Her çağda Hıristiyan kadınlar, zamanlarının kilisesi ve toplumu üzerinde farklı bir etkiye sahip olmuştur. Yeni Ahit Dönemi'nde kadınlar ev kiliselerinin liderleriydi. Kadınlar aynı zamanda peygamber ve öğretmendi. Bizans Dönemi'nde (Bölüm 5), kadınlar genellikle manastırlar/rahibe okulları kurdu. Bu kadınlardan bazıları, hala Ortodoks ayininin bir parçası olan ilahiler yazan Kassia gibi, olağanüstü yetenekliydi.

 
  • Araştırmanıza başlamadan önce kitabınıza dahil ettiğiniz tüm kadınları biliyor muydunuz? Yeni isimler keşfettiniz mi?

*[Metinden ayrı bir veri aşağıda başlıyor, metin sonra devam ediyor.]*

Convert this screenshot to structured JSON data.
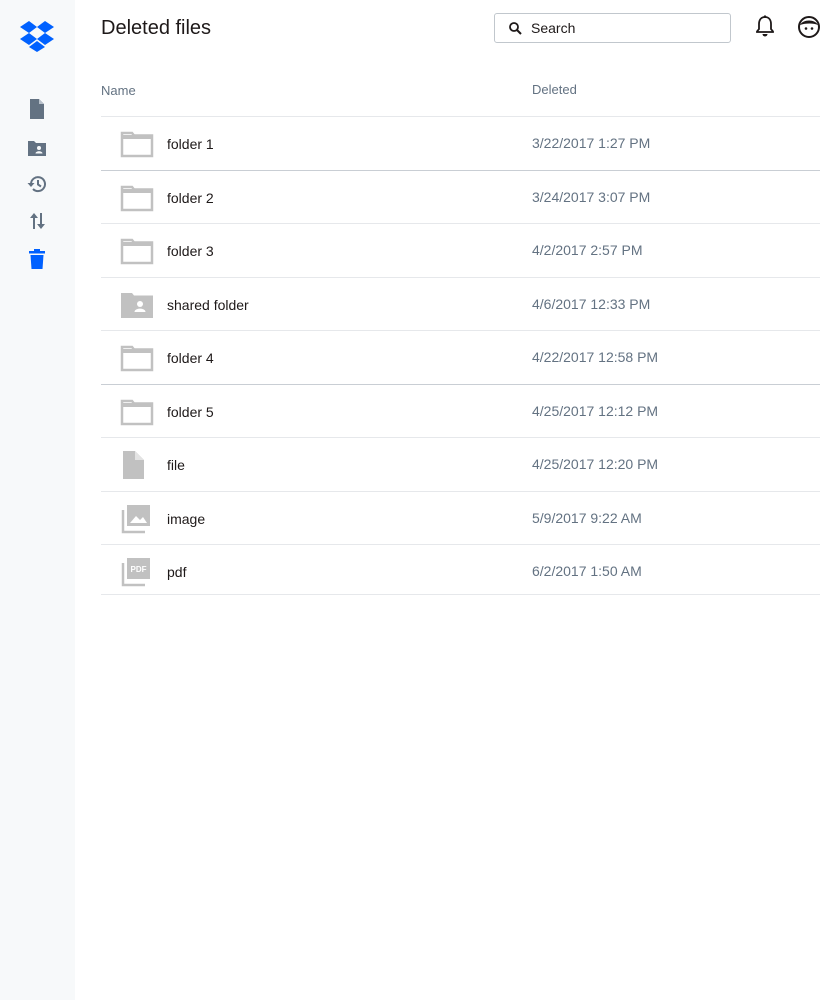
{
  "app": {
    "title": "Deleted files"
  },
  "colors": {
    "brand": "#0061ff",
    "icon_gray": "#c1c1c1",
    "nav_icon": "#637282",
    "sidebar_bg": "#f7f9fa"
  },
  "sidebar": {
    "items": [
      {
        "icon": "file-icon",
        "active": false
      },
      {
        "icon": "shared-folder-icon",
        "active": false
      },
      {
        "icon": "history-icon",
        "active": false
      },
      {
        "icon": "transfer-icon",
        "active": false
      },
      {
        "icon": "trash-icon",
        "active": true
      }
    ]
  },
  "search": {
    "placeholder": "Search"
  },
  "table": {
    "headers": {
      "name": "Name",
      "deleted": "Deleted"
    },
    "rows": [
      {
        "name": "folder 1",
        "deleted": "3/22/2017 1:27 PM",
        "type": "folder"
      },
      {
        "name": "folder 2",
        "deleted": "3/24/2017 3:07 PM",
        "type": "folder"
      },
      {
        "name": "folder 3",
        "deleted": "4/2/2017 2:57 PM",
        "type": "folder"
      },
      {
        "name": "shared folder",
        "deleted": "4/6/2017 12:33 PM",
        "type": "shared-folder"
      },
      {
        "name": "folder 4",
        "deleted": "4/22/2017 12:58 PM",
        "type": "folder"
      },
      {
        "name": "folder 5",
        "deleted": "4/25/2017 12:12 PM",
        "type": "folder"
      },
      {
        "name": "file",
        "deleted": "4/25/2017 12:20 PM",
        "type": "file"
      },
      {
        "name": "image",
        "deleted": "5/9/2017 9:22 AM",
        "type": "image"
      },
      {
        "name": "pdf",
        "deleted": "6/2/2017 1:50 AM",
        "type": "pdf",
        "badge": "PDF"
      }
    ]
  }
}
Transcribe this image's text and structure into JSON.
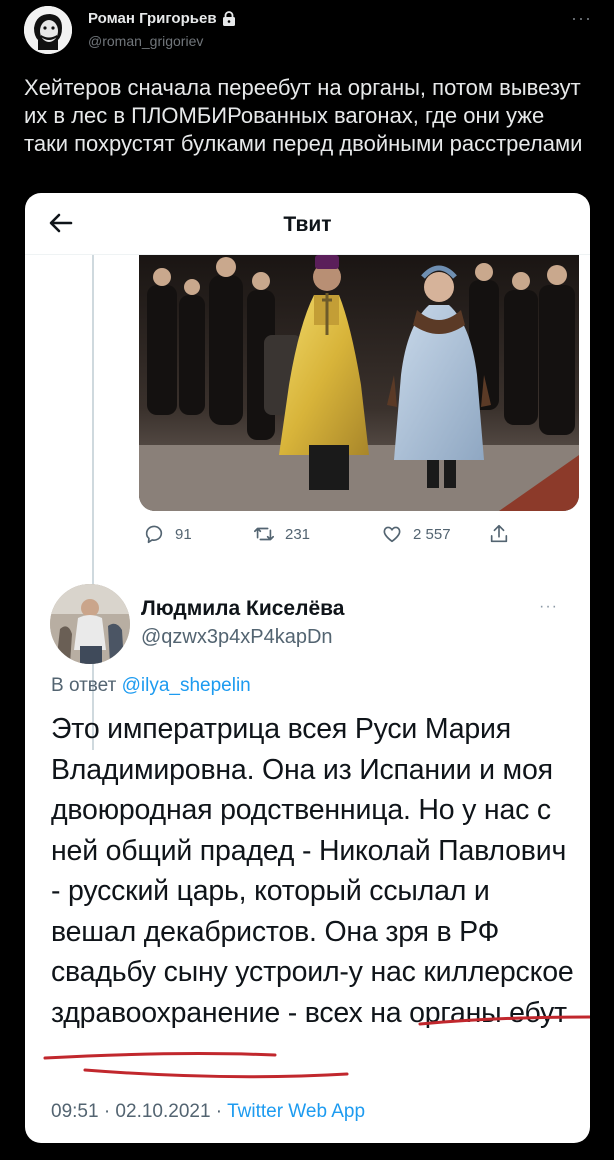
{
  "outer_tweet": {
    "author_name": "Роман Григорьев",
    "author_handle": "@roman_grigoriev",
    "more": "···",
    "text": "Хейтеров сначала переебут на органы, потом вывезут их в лес в ПЛОМБИРованных вагонах, где они уже таки похрустят булками перед двойными расстрелами"
  },
  "embedded_screenshot": {
    "header_title": "Твит",
    "actions": {
      "replies": "91",
      "retweets": "231",
      "likes": "2 557"
    },
    "reply": {
      "author_name": "Людмила Киселёва",
      "author_handle": "@qzwx3p4xP4kapDn",
      "more": "···",
      "reply_prefix": "В ответ",
      "reply_mention": "@ilya_shepelin",
      "text": "Это императрица всея Руси Мария Владимировна. Она из Испании и моя двоюродная родственница. Но у нас с ней общий прадед - Николай Павлович - русский царь, который ссылал и вешал декабристов. Она зря в РФ свадьбу сыну устроил-у нас киллерское здравоохранение - всех на органы ебут",
      "time": "09:51 · 02.10.2021 ·",
      "source": "Twitter Web App"
    }
  },
  "colors": {
    "background": "#000000",
    "accent": "#1d9bf0",
    "underline": "#c1272d"
  }
}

Başlangıçta bir düzine kadar kadın vardı ama araştırmaya başlayınca başka kadınlar keşfettim. Bu yüzden, okudukça ve araştırdıkça kadın listem değişti. Dahil edilebilecek daha birçok kadın var ve umarım kitabımın okuyucuları kendi bölgelerinin tarihine bakar, kendi yörelerinde yaşamış, ancak kitabımda adı geçmeyen Hıristiyan kadınlar hakkında yazarlar.
 
  • Türkiye'de yaşayan bir kadın olarak, kişisel olarak size en çok ilham veren kadın hikayesi hangisiydi?
Yeni Ahit'teki İbraniler 12:1'in önsözünde "büyük tanık bulutu"na atıf yapıyorum.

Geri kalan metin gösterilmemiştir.